Until 1924, today’s Kropyvnytskyi was called Yelisavetgrad, in the years 1924-1934 – Zinovyevsk, and in the years 1934-1939 – Kirovo. The first Jews began settling there in late 18th century. The migration of Jews from northern governorates to Novorossiya resulted in the rapid growth of the Jewish population of Yelisavetgrad. In 1851, there were 8,073 Jews living in the town. According to the census conducted in 1897, Yelisavetgrad had 23,967 Jewish residents (39% of the total population).

On the night of 15 April 1881, during the Orthodox feast of Easter, a pogrom of Jews took place in Yelisavetgrad. The perpetrators were local burghers, lumpenproletariat, and peasants from the neighbouring villages, who came to the town after the pogrom with the intention of looting Jewish property. Many Jewish shops and houses were plundered and one Jew was murdered. The pogrom was suppressed by the army, which opened fire at the rioting crowd.

In 1880, Jakub Gordin established a Bible Society in Yelisavetgrad with the intention of reforming the Jewish religion and customs. Towards the end of the 19th century, many local Jews supported Russification and assimilation. This tendency was opposed by Zionist activists led by Vladimir Temkin, born in Yelisavetgrad.

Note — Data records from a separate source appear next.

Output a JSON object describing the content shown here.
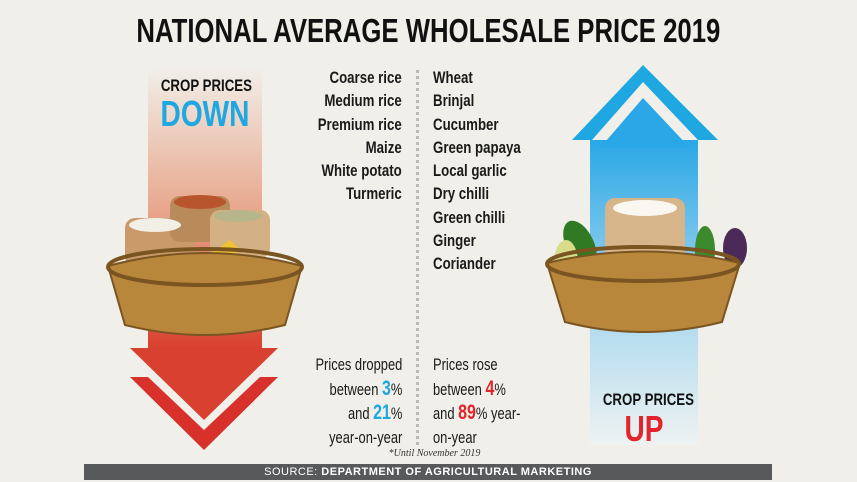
{
  "title": "NATIONAL AVERAGE WHOLESALE PRICE 2019",
  "down_panel": {
    "label": "CROP PRICES",
    "direction": "DOWN",
    "direction_color": "#1ea7e1",
    "arrow_color": "#d8312b"
  },
  "up_panel": {
    "label": "CROP PRICES",
    "direction": "UP",
    "direction_color": "#e0262c",
    "arrow_color": "#1ea7e1"
  },
  "crops_down": [
    "Coarse rice",
    "Medium rice",
    "Premium rice",
    "Maize",
    "White potato",
    "Turmeric"
  ],
  "crops_up": [
    "Wheat",
    "Brinjal",
    "Cucumber",
    "Green papaya",
    "Local garlic",
    "Dry chilli",
    "Green chilli",
    "Ginger",
    "Coriander"
  ],
  "down_note": {
    "line1": "Prices dropped",
    "between": "between ",
    "low": "3",
    "pct": "%",
    "and": "and ",
    "high": "21",
    "line4": "year-on-year"
  },
  "up_note": {
    "line1": "Prices rose",
    "between": "between ",
    "low": "4",
    "pct": "%",
    "and": "and ",
    "high": "89",
    "pct2": "% year-",
    "line4": "on-year"
  },
  "footnote": "*Until November 2019",
  "source": {
    "prefix": "SOURCE: ",
    "name": "DEPARTMENT OF AGRICULTURAL MARKETING"
  }
}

At the end of the 19th century, Jews from Yelisavetgrad were mainly engaged in trade and industry. Most of the local mills, distilleries and tobacco factories were owned by Jews. Among Yelisavetgrad’s Jews, 522 worked in the tobacco industry, 383 were auxiliary labourers, and 3,164 were craftsmen (mostly tailors and shoemakers). The Jewish community ran a number of charities, including the Society for the Relief of the Poor, the Loan Fund, and the Jewish Hospital with a clinic. Following the manifesto of 17 October 1905, another pogrom of Jews occurred in Yelisavetgrad, perpetrated mainly by industrial workers. In 1909, there were 17 Jewish schools in the town, as well as several cheders, a Talmud Torah school, and the Secondary Technical and Vocational School.

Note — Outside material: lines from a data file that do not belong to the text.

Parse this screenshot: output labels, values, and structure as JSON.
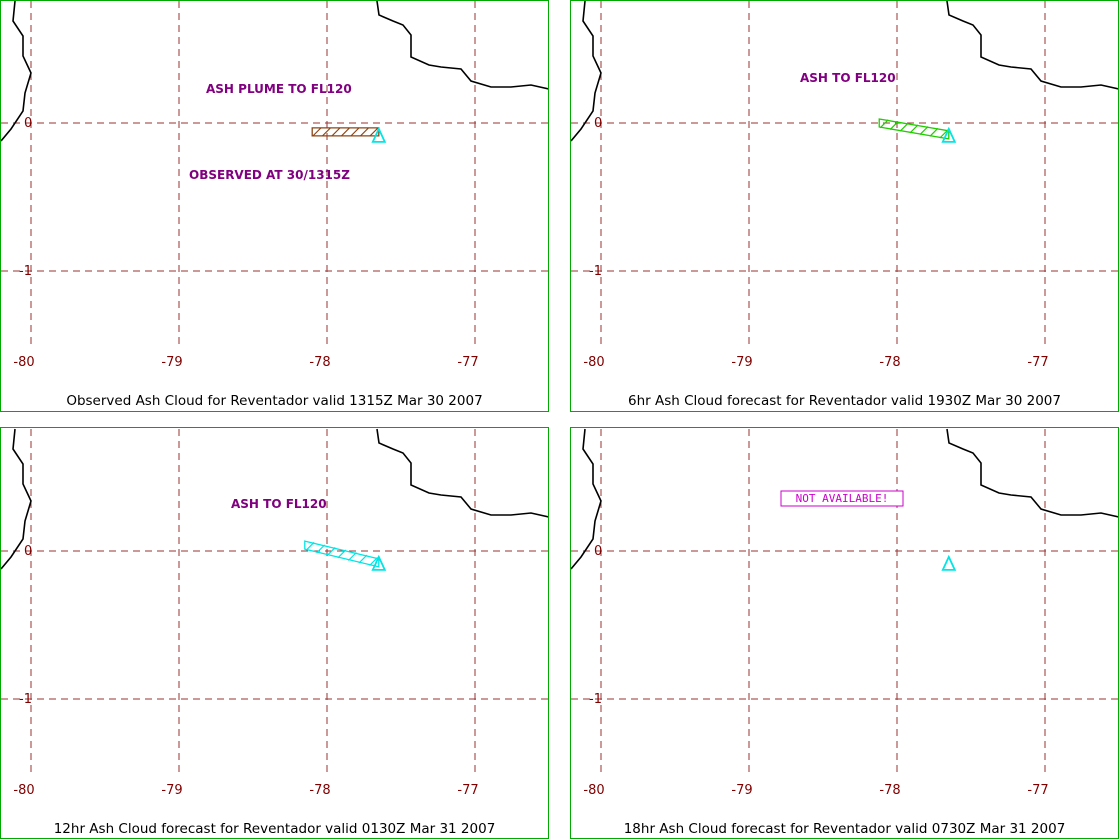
{
  "colors": {
    "frame": "#00aa00",
    "grid": "#993333",
    "tick": "#800000",
    "annotation": "#800080",
    "coast": "#000000",
    "volcano": "#00e5e5",
    "not_available": "#cc00cc"
  },
  "axes": {
    "lon_ticks": [
      "-80",
      "-79",
      "-78",
      "-77"
    ],
    "lat_ticks": [
      "0",
      "-1"
    ]
  },
  "panels": [
    {
      "caption": "Observed Ash Cloud for Reventador valid 1315Z Mar 30 2007",
      "annotations": [
        "ASH PLUME TO FL120",
        "OBSERVED AT 30/1315Z"
      ],
      "plume_color": "#8b4513",
      "plume": [
        [
          -78.1,
          -0.06
        ],
        [
          -77.65,
          -0.06
        ]
      ],
      "not_available": ""
    },
    {
      "caption": "6hr Ash Cloud forecast for Reventador valid 1930Z Mar 30 2007",
      "annotations": [
        "ASH TO FL120"
      ],
      "plume_color": "#22cc00",
      "plume": [
        [
          -78.12,
          0.0
        ],
        [
          -77.65,
          -0.08
        ]
      ],
      "not_available": ""
    },
    {
      "caption": "12hr Ash Cloud forecast for Reventador valid 0130Z Mar 31 2007",
      "annotations": [
        "ASH TO FL120"
      ],
      "plume_color": "#00e5e5",
      "plume": [
        [
          -78.15,
          0.04
        ],
        [
          -77.65,
          -0.08
        ]
      ],
      "not_available": ""
    },
    {
      "caption": "18hr Ash Cloud forecast for Reventador valid 0730Z Mar 31 2007",
      "annotations": [],
      "plume_color": "",
      "plume": [],
      "not_available": "NOT AVAILABLE!"
    }
  ],
  "volcano": {
    "name_icon": "volcano-triangle-icon",
    "lon": -77.65,
    "lat": -0.08
  }
}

During World War I, many Jews fleeing from the front line found shelter in Yelisavetgrad. In the years of the revolution and civil war, several pogroms took place in the town. One of them occurred on 15 May 1919. It was carried out by a military formation under the command of Ataman N. Hryhorjev, rebelling against the communist rule. Within two days, the perpetrators murdered between 1,500 and 3,000 Jews. The pogrom was stopped by the Red Army's troops entering the town. In the years 1917–1919, Jewish magazines and newspapers were published in Yelisavetgrad, but their editorial offices were soon closed down by the communist authorities. Jewish organisations met the same fate. In the 1920s, the religious life of Jews was subject to numerous persecutions. In 1926, about 18,500 Jews lived in the town (27.6% of the total population).

On 14 August 1941, German troops entered Kirovograd. From August 1941 to January 1942, Jews who had not fled from the town were shot dead by Wehrmacht soldiers and the Ukrainian Auxiliary Police. In August 1941, the Nazis set up a POW camp for Soviet soldiers (stalag) near Kirovograd. As in other camps of this type, Germans searched out Jewish prisoners and shot them on site.

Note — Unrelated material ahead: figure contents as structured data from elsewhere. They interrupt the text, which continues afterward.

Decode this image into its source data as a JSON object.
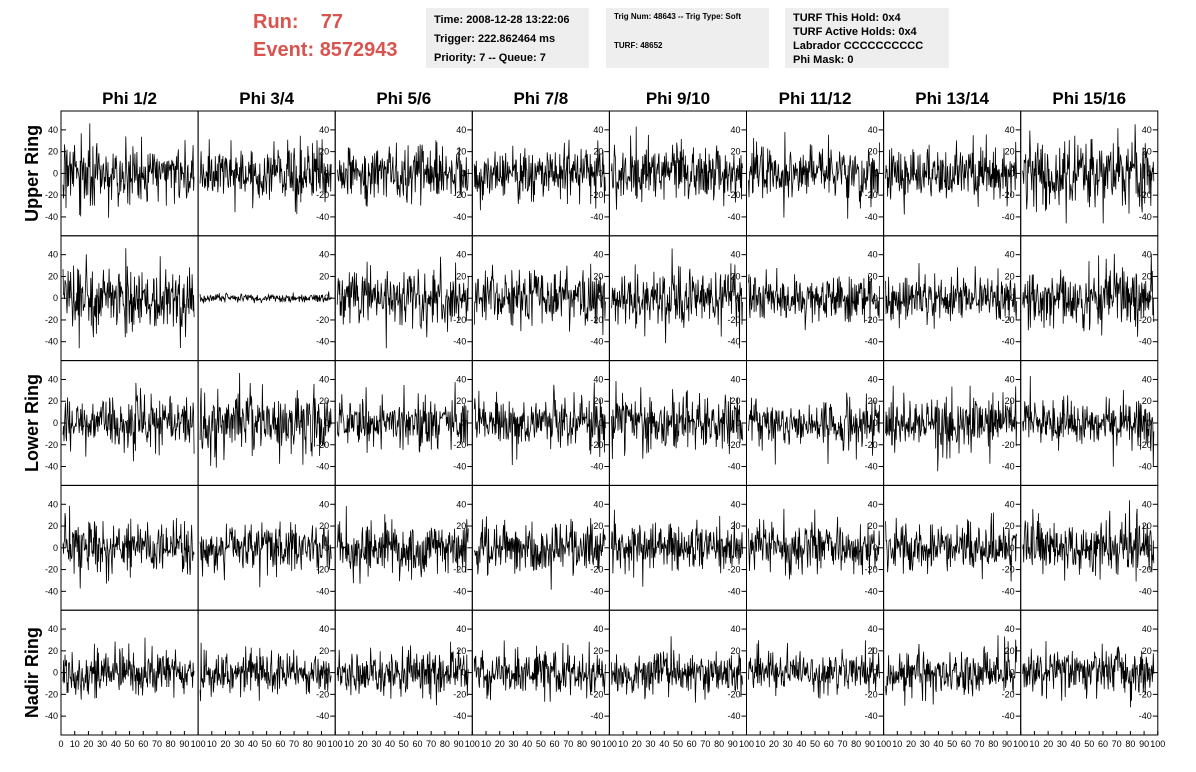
{
  "header": {
    "run_label": "Run:",
    "run_value": "77",
    "event_label": "Event:",
    "event_value": "8572943"
  },
  "info_time": {
    "time": "Time: 2008-12-28 13:22:06",
    "trigger": "Trigger: 222.862464 ms",
    "priority": "Priority: 7 -- Queue: 7"
  },
  "info_trig": {
    "trig_line": "Trig Num: 48643 -- Trig Type: Soft",
    "turf_line": "TURF: 48652"
  },
  "info_turf": {
    "this_hold": "TURF This Hold: 0x4",
    "active_holds": "TURF Active Holds: 0x4",
    "labrador": "Labrador CCCCCCCCCC",
    "phi_mask": "Phi Mask: 0"
  },
  "chart_data": {
    "type": "line",
    "columns": [
      "Phi 1/2",
      "Phi 3/4",
      "Phi 5/6",
      "Phi 7/8",
      "Phi 9/10",
      "Phi 11/12",
      "Phi 13/14",
      "Phi 15/16"
    ],
    "rows": [
      "Upper Ring",
      "",
      "Lower Ring",
      "",
      "Nadir Ring"
    ],
    "xlim": [
      0,
      100
    ],
    "ylim": [
      -50,
      50
    ],
    "x_ticks": [
      0,
      10,
      20,
      30,
      40,
      50,
      60,
      70,
      80,
      90,
      100
    ],
    "y_ticks": [
      -40,
      -20,
      0,
      20,
      40
    ],
    "samples_per_trace": 260,
    "trace_amplitude": [
      [
        14,
        14,
        13,
        12,
        13,
        13,
        13,
        16
      ],
      [
        15,
        2,
        13,
        13,
        14,
        11,
        12,
        14
      ],
      [
        13,
        14,
        12,
        12,
        13,
        11,
        12,
        11
      ],
      [
        12,
        11,
        12,
        12,
        11,
        11,
        11,
        13
      ],
      [
        11,
        10,
        10,
        10,
        10,
        10,
        10,
        11
      ]
    ],
    "line_color": "#000000",
    "grid": false
  }
}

After the war, the Jewish survivors returned to the city. Soviet authorities continued to impose limitations on Jewish religious and social life. In 1957, the Kirovograd synagogue was closed down. In 1970, about 10,000 Jews lived in the city. In the years 1989–2004, most Jewish residents left the city and migrated to Israel, USA, Germany and other countries.